As I have noted in various of my writings and talks, “The in-crowd of Bigfootery call the Patterson-Gimlin Bigfoot by the nickname ‘Patty.’”
During the Sasquatch Summit, with Bob Gimlin, John Green, and nearly 300 Bigfoot conference attendees looking on and listening, a Russian researcher made an amazing claim.
Igor Burtsev, famed for his Pamir and Siberian Snowman studies, said that the Russians had invented, coined, and were the first to name the Sasquatch in the Patterson-Gimlin footage as “Patty.”
As the crowd rumbled, mumbled, and growled, Burtsev gave no source, no date and no verification for this astonishing bit of news to the assembled.

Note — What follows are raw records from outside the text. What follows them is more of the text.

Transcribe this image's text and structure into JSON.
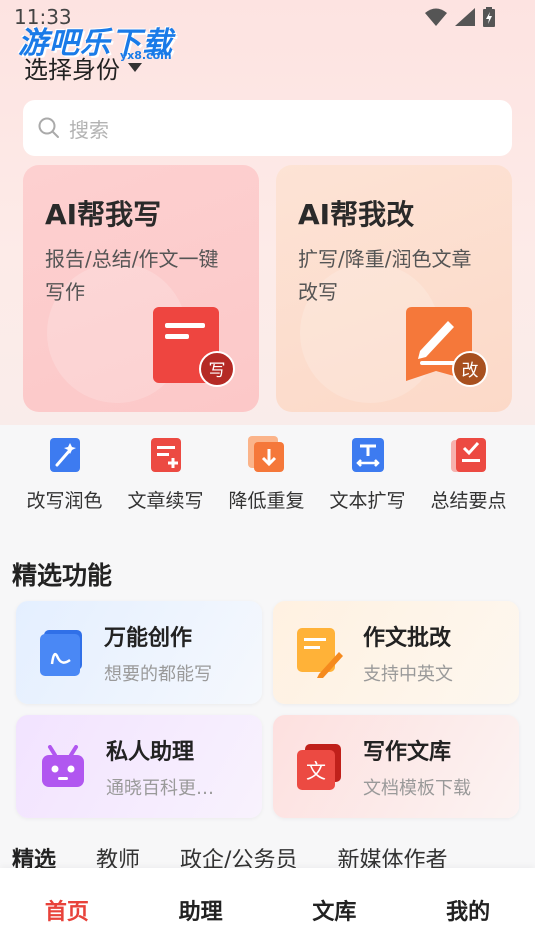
{
  "status_bar": {
    "time": "11:33"
  },
  "watermark": {
    "text": "游吧乐下载",
    "sub": "yx8.com"
  },
  "header": {
    "identity_label": "选择身份"
  },
  "search": {
    "placeholder": "搜索"
  },
  "hero_cards": [
    {
      "title": "AI帮我写",
      "desc": "报告/总结/作文一键写作",
      "badge": "写",
      "color": "#ee4540"
    },
    {
      "title": "AI帮我改",
      "desc": "扩写/降重/润色文章改写",
      "badge": "改",
      "color": "#f5783a"
    }
  ],
  "quick_tools": [
    {
      "label": "改写润色",
      "icon": "magic-wand-icon"
    },
    {
      "label": "文章续写",
      "icon": "document-plus-icon"
    },
    {
      "label": "降低重复",
      "icon": "download-doc-icon"
    },
    {
      "label": "文本扩写",
      "icon": "text-expand-icon"
    },
    {
      "label": "总结要点",
      "icon": "checklist-icon"
    }
  ],
  "featured": {
    "title": "精选功能",
    "items": [
      {
        "title": "万能创作",
        "subtitle": "想要的都能写",
        "icon": "notebook-icon"
      },
      {
        "title": "作文批改",
        "subtitle": "支持中英文",
        "icon": "note-pencil-icon"
      },
      {
        "title": "私人助理",
        "subtitle": "通晓百科更…",
        "icon": "robot-icon"
      },
      {
        "title": "写作文库",
        "subtitle": "文档模板下载",
        "icon": "library-icon"
      }
    ]
  },
  "categories": [
    "精选",
    "教师",
    "政企/公务员",
    "新媒体作者"
  ],
  "bottom_nav": [
    {
      "label": "首页",
      "active": true
    },
    {
      "label": "助理",
      "active": false
    },
    {
      "label": "文库",
      "active": false
    },
    {
      "label": "我的",
      "active": false
    }
  ],
  "colors": {
    "accent": "#e8423a",
    "brand_blue": "#1a7be8"
  }
}
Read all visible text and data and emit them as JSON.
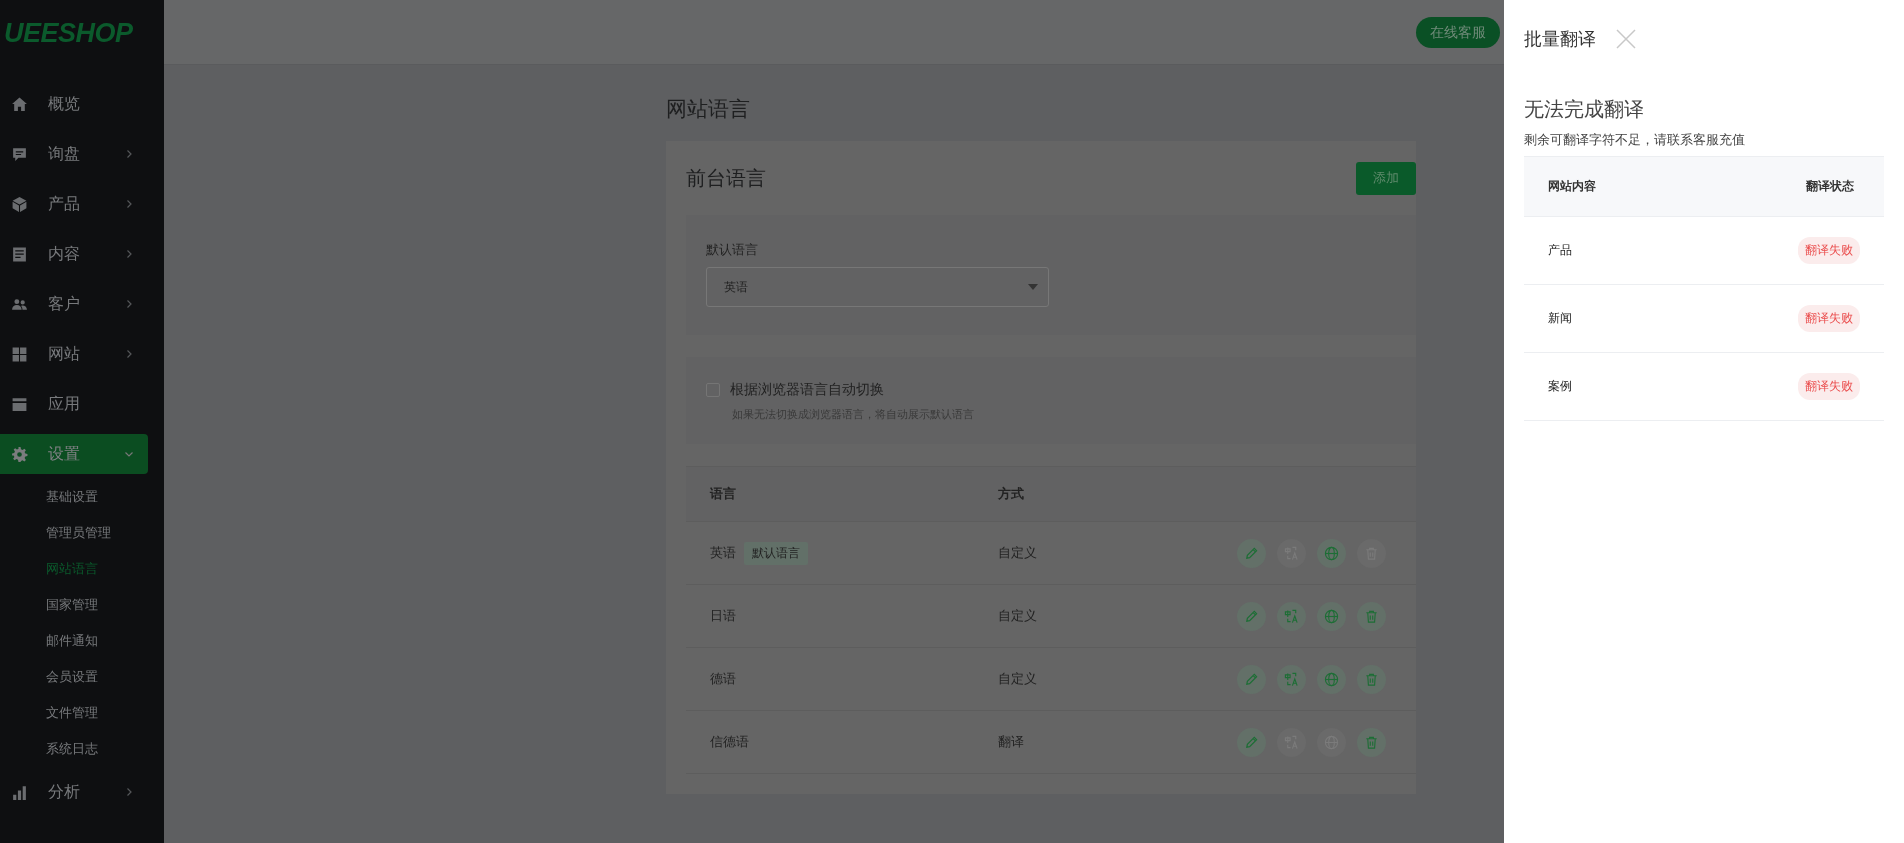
{
  "brand": {
    "logo": "UEESHOP"
  },
  "sidebar": {
    "items": [
      {
        "label": "概览",
        "has_children": false,
        "selected": false
      },
      {
        "label": "询盘",
        "has_children": true,
        "expanded": false,
        "selected": false
      },
      {
        "label": "产品",
        "has_children": true,
        "expanded": false,
        "selected": false
      },
      {
        "label": "内容",
        "has_children": true,
        "expanded": false,
        "selected": false
      },
      {
        "label": "客户",
        "has_children": true,
        "expanded": false,
        "selected": false
      },
      {
        "label": "网站",
        "has_children": true,
        "expanded": false,
        "selected": false
      },
      {
        "label": "应用",
        "has_children": false,
        "selected": false
      },
      {
        "label": "设置",
        "has_children": true,
        "expanded": true,
        "selected": true,
        "children": [
          {
            "label": "基础设置",
            "selected": false
          },
          {
            "label": "管理员管理",
            "selected": false
          },
          {
            "label": "网站语言",
            "selected": true
          },
          {
            "label": "国家管理",
            "selected": false
          },
          {
            "label": "邮件通知",
            "selected": false
          },
          {
            "label": "会员设置",
            "selected": false
          },
          {
            "label": "文件管理",
            "selected": false
          },
          {
            "label": "系统日志",
            "selected": false
          }
        ]
      },
      {
        "label": "分析",
        "has_children": true,
        "expanded": false,
        "selected": false
      }
    ]
  },
  "top_bar": {
    "support_button": "在线客服"
  },
  "page_title": "网站语言",
  "card": {
    "title": "前台语言",
    "add_button": "添加",
    "default_language": {
      "label": "默认语言",
      "value": "英语"
    },
    "auto_switch": {
      "checked": false,
      "label": "根据浏览器语言自动切换",
      "hint": "如果无法切换成浏览器语言，将自动展示默认语言"
    },
    "table": {
      "columns": [
        "语言",
        "方式"
      ],
      "rows": [
        {
          "language": "英语",
          "tag": "默认语言",
          "method": "自定义",
          "actions": [
            {
              "kind": "edit",
              "disabled": false
            },
            {
              "kind": "translate",
              "disabled": true
            },
            {
              "kind": "globe",
              "disabled": false
            },
            {
              "kind": "delete",
              "disabled": true
            }
          ]
        },
        {
          "language": "日语",
          "method": "自定义",
          "actions": [
            {
              "kind": "edit",
              "disabled": false
            },
            {
              "kind": "translate",
              "disabled": false
            },
            {
              "kind": "globe",
              "disabled": false
            },
            {
              "kind": "delete",
              "disabled": false
            }
          ]
        },
        {
          "language": "德语",
          "method": "自定义",
          "actions": [
            {
              "kind": "edit",
              "disabled": false
            },
            {
              "kind": "translate",
              "disabled": false
            },
            {
              "kind": "globe",
              "disabled": false
            },
            {
              "kind": "delete",
              "disabled": false
            }
          ]
        },
        {
          "language": "信德语",
          "method": "翻译",
          "actions": [
            {
              "kind": "edit",
              "disabled": false
            },
            {
              "kind": "translate",
              "disabled": true
            },
            {
              "kind": "globe",
              "disabled": true
            },
            {
              "kind": "delete",
              "disabled": false
            }
          ]
        }
      ]
    }
  },
  "drawer": {
    "title": "批量翻译",
    "heading": "无法完成翻译",
    "message": "剩余可翻译字符不足，请联系客服充值",
    "table": {
      "columns": [
        "网站内容",
        "翻译状态"
      ],
      "rows": [
        {
          "content": "产品",
          "status": "翻译失败",
          "kind": "failed"
        },
        {
          "content": "新闻",
          "status": "翻译失败",
          "kind": "failed"
        },
        {
          "content": "案例",
          "status": "翻译失败",
          "kind": "failed"
        }
      ]
    }
  }
}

One of the on-going jokes of the Cold War was that the Russians always said they were first in everything. They allegedly were the first ones to invent the television. The first ones in space. Indeed, the Russians did send the first cat, first dog, first man, and first woman into space. But the Americans were the first with a man to the moon.
Were the Russians the first to call the Bigfoot in the Patterson-Gimlin 1967 footage by the name “Patty”?
Does anyone have any records of the first or earliest usage of “Patty”?
This is an important historical point of order that cries out for further investigative insights.
What are the facts? Were the Russian the ones who “named” it?